In summary, we have successfully sequenced the whole mitochondrial genome of D. vijaysegarani from Peninsular Malaysia by next generation sequencing. The genome features are similar to other Dacus fruit flies. Phylogenetic analysis based on 15 mitochondrial genes (13 PCGs and two rRNA genes), reveals Dacus, Zeugodacus and Bactrocera forming a distinct clade; these three genera are monophyletic. D. (Mellesis) vijaysegarani forms a lineage with D. (Mellesis) trimacula in the subcluster containing also the lineage of D. (Mellesis) conopsoides and D. (Callantra) longicornis. D. (Dacus) bivittatus and D. (Didacus) ciliatus form a distinct subcluster. D. (Callantra) longicornis and D. (Mellesis) conopsoides show a very close genetic affinity. The subfamily Dacinae, as presently constituted, is not monophyletic. Based on the near complete cox1 sequences, the Malaysia and Vietnam taxa of D. vijaysegarani are genetically distinct and therefore may not be conspecific.
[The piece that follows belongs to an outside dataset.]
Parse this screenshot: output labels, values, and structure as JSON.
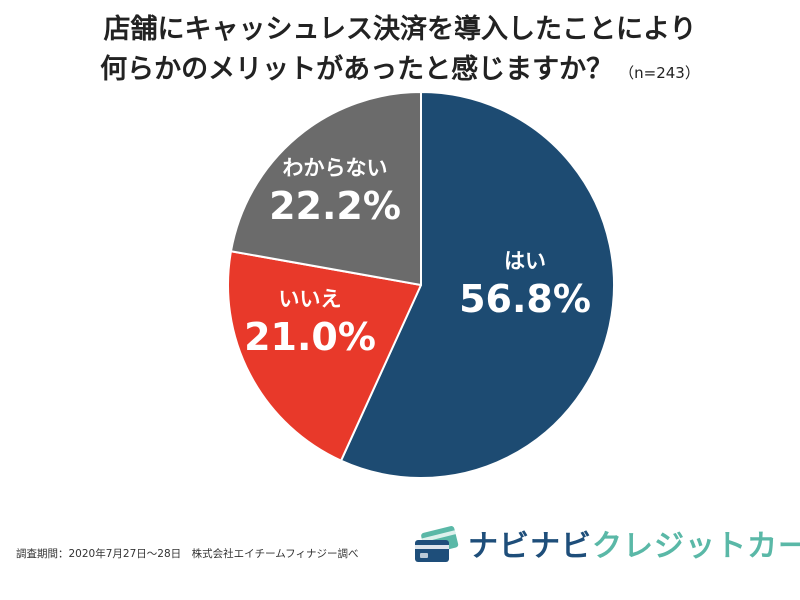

The tribes Ceratitidini and Gastrozonini do not form a monophyletic group with the tribe Dacini. In sum, this study characterized the complete mitochondrial genome of D. vijaysegarani and contributes to our understanding of the mitochondrial gene evolution within tephritid fruit flies. More importantly, the data provided valuable information for phylogenetic analysis and species differentiation among other Dacus species in the future.